Madagascar : la fistule obstétricale touche près de 2 000 femmes par an

Madagascar : la fistule obstétricale touche près de 2 000 femmes par an
Ce mardi, la campagne de lancement de la première Journée internationale de la lutte contre la fistule obstétricale avait lieu à Madagascar. Le Fonds des Nations unies pour la Population (UNFPA) a déclaré que près de 2 000 femmes sont atteintes chaque année de la maladie sur la Grande île.

La fistule obstétricale touche un grand nombre de femmes chaque année à Madagascar. Ce trouble biologique très peu traité dans le pays, a motivé une campagne de lancement, mardi, pour la première Journée internationale de lutte contre la maladie. À cette occasion, le Fonds des Nations unies pour la Population (UNFPA) a annoncé qu’environ 2 000 femmes malgaches étaient atteintes de ce mal chaque année. Des malades qui se comptent par milliers. Jeunes filles, femmes, la fistule obstétricale frappe toutes les tranches d’âge. Les principales infectées sont les très jeunes filles à peine sorties de la puberté. Si le nombre de malades ne cesse d’accroître, c’est que les victimes sont pour la plupart originaires de milieu rural et sont très défavorisées. Ayant eu un accès à l’éducation très précaire, les jeunes filles sont très souvent analphabètes et n’imaginent pas avoir accès à des soins.

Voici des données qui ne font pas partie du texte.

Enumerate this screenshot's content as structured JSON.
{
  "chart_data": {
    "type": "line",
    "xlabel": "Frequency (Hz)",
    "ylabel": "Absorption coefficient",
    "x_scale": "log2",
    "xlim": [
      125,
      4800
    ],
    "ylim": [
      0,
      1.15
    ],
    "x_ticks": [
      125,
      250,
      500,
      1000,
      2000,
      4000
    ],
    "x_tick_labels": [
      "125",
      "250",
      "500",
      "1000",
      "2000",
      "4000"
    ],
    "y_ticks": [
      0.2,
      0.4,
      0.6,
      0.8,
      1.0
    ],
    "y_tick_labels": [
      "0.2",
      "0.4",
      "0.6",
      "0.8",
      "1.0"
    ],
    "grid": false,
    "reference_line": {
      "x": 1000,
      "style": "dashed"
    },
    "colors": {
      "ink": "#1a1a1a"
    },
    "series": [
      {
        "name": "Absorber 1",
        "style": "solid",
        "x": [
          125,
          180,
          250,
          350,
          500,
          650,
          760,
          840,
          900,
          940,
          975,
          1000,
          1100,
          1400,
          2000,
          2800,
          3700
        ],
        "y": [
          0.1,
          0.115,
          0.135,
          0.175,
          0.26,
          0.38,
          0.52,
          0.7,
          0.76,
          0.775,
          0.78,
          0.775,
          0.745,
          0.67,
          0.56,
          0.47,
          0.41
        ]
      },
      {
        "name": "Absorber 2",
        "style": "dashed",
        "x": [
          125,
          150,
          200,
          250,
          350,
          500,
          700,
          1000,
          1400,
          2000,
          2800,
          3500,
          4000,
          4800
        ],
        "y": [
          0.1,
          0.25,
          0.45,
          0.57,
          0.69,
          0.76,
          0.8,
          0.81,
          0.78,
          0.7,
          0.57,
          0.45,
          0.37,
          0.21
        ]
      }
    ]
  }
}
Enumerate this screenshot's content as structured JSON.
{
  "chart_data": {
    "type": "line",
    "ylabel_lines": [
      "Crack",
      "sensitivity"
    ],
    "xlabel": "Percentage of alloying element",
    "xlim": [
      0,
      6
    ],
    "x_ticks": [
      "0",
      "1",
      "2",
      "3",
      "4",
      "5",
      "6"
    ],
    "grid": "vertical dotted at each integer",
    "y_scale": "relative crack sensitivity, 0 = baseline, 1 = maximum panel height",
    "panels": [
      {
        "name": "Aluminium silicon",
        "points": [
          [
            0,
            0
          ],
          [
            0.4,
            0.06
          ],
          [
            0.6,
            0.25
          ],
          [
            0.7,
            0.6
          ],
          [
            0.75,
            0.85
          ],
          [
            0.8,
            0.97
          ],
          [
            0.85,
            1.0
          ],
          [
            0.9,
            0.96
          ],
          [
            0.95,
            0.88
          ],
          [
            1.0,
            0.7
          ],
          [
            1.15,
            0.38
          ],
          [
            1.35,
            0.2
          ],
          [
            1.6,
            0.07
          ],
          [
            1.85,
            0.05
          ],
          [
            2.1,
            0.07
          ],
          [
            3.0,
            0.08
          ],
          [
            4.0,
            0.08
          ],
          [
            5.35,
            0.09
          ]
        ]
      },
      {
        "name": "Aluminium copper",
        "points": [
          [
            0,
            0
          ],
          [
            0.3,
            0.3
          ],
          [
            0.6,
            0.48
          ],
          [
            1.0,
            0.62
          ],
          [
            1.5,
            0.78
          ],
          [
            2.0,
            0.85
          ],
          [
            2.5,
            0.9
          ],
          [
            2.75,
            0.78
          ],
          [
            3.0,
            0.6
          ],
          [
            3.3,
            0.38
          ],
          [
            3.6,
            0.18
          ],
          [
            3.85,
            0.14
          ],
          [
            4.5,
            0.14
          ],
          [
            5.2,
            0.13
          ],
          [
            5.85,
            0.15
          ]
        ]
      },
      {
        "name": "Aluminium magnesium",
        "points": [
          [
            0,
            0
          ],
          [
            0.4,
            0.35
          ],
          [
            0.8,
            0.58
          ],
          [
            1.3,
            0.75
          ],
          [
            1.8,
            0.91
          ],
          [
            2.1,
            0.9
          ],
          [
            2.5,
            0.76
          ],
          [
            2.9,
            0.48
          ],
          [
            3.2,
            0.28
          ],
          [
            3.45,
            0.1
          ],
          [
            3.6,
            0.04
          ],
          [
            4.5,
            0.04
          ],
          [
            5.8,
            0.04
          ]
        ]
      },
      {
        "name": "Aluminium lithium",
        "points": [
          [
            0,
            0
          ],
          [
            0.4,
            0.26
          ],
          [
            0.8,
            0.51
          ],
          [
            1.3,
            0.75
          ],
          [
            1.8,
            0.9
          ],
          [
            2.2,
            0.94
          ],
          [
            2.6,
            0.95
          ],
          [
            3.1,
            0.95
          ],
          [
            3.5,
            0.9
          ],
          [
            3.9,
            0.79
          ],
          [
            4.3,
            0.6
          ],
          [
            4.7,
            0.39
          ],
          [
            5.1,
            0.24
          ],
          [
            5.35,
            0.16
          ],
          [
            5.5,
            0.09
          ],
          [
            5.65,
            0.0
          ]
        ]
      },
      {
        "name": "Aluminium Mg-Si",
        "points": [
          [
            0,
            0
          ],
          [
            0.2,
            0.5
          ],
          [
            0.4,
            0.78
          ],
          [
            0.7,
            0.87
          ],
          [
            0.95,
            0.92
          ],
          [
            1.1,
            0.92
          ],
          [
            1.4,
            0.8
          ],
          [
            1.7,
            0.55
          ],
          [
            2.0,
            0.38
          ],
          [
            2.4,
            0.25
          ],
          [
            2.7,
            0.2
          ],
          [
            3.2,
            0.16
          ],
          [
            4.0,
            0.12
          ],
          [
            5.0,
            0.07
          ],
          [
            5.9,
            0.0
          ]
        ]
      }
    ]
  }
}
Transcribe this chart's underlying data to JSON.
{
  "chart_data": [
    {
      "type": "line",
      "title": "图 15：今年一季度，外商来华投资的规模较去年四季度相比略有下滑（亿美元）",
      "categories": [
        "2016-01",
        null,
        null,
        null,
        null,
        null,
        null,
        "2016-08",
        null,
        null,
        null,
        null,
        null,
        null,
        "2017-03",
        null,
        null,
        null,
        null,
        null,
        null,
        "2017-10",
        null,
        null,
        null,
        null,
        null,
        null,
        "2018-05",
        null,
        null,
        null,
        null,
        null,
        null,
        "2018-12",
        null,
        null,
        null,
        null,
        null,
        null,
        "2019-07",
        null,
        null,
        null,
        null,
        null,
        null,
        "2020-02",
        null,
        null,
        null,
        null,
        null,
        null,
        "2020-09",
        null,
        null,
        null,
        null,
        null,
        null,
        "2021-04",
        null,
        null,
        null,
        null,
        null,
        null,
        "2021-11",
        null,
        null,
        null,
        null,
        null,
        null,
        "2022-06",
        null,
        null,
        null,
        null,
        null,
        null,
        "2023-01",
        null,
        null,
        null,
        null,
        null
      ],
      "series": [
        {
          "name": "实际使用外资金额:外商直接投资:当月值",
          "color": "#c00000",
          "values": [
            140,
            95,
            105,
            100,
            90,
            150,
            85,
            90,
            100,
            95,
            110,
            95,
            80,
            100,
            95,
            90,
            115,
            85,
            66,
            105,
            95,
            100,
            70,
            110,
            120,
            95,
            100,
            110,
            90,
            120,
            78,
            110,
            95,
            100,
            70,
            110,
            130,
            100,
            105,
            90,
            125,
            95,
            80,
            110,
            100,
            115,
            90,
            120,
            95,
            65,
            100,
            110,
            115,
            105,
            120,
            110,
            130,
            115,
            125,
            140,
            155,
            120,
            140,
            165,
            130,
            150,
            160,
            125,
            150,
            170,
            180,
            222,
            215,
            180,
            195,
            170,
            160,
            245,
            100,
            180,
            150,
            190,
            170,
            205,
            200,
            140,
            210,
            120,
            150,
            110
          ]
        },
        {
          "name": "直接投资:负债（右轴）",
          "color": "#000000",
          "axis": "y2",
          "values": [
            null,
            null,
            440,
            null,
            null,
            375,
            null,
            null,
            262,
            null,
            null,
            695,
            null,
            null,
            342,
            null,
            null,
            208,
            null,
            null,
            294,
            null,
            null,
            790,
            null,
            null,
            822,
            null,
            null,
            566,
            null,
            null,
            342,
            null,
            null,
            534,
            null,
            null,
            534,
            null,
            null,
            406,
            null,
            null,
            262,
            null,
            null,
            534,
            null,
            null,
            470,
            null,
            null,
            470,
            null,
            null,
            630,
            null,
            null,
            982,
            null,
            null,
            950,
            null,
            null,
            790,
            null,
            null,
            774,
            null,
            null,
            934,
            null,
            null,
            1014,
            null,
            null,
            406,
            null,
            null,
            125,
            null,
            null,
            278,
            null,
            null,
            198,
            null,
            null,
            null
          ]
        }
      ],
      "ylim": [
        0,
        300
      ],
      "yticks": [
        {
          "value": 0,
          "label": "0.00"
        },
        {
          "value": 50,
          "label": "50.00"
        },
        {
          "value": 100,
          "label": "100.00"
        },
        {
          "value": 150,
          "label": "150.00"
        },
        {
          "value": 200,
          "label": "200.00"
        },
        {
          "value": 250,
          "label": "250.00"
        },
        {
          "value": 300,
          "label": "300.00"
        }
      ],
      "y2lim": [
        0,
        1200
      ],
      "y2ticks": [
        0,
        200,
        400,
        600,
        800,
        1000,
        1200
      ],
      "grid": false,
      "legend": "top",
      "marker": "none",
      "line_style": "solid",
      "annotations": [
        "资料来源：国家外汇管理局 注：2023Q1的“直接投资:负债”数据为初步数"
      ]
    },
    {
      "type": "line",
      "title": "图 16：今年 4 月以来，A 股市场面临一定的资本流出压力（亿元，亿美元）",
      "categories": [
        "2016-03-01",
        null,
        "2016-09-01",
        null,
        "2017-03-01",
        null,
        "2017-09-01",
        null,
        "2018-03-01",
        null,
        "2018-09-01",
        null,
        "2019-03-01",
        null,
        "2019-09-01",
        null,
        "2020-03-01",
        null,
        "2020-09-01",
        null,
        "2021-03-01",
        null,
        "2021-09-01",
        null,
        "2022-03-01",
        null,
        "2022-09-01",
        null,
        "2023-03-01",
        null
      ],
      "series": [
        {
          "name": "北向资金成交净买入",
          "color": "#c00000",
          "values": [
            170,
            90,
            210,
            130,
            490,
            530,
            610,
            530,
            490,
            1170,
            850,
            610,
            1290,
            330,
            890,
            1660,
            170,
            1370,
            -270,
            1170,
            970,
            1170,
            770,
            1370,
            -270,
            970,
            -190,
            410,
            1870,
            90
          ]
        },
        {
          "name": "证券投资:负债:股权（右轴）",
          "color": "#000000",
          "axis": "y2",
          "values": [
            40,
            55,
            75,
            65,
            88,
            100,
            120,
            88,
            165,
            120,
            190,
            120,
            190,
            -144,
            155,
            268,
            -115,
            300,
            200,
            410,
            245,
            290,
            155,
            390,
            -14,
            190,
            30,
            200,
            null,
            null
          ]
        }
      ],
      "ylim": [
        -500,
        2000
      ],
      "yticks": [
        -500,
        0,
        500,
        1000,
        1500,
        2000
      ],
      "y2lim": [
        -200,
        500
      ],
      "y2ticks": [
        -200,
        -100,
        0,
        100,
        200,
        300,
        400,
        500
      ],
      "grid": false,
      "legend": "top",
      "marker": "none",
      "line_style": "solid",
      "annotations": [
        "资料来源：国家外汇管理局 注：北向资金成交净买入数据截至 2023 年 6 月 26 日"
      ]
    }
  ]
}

Maigres chance de guérison face à une maladie…

Il faut dire que cette maladie est un sujet tabou. Les jeunes femmes atteintes de la fistule obstétricale s’enferment souvent dans un douloureux silence. Ce problème sanitaire cause également de grands dommages d’un point de vue social. Les jeunes femmes en question, sont exclues de la société, certaines abandonnées par leurs propres familles. Cette maladie qui a une ampleur nationale est pourtant très peu traitée. Les spécialistes ayant les compétences de chirurgie réparatrice de la fistule se font rares. On recense seulement six formations sanitaires en mesure de prendre en charge les malades dans tout le pays. Ces maigres chances de guérison ont fait réagir l’UNFPA qui lancera le 23 mai, la première Journée internationale de lutte contre la maladie. Depuis 2011, grâce aux financements de l’UNFPA, près de 247 femmes atteintes ont subi une chirurgie réparatrice à Madagascar.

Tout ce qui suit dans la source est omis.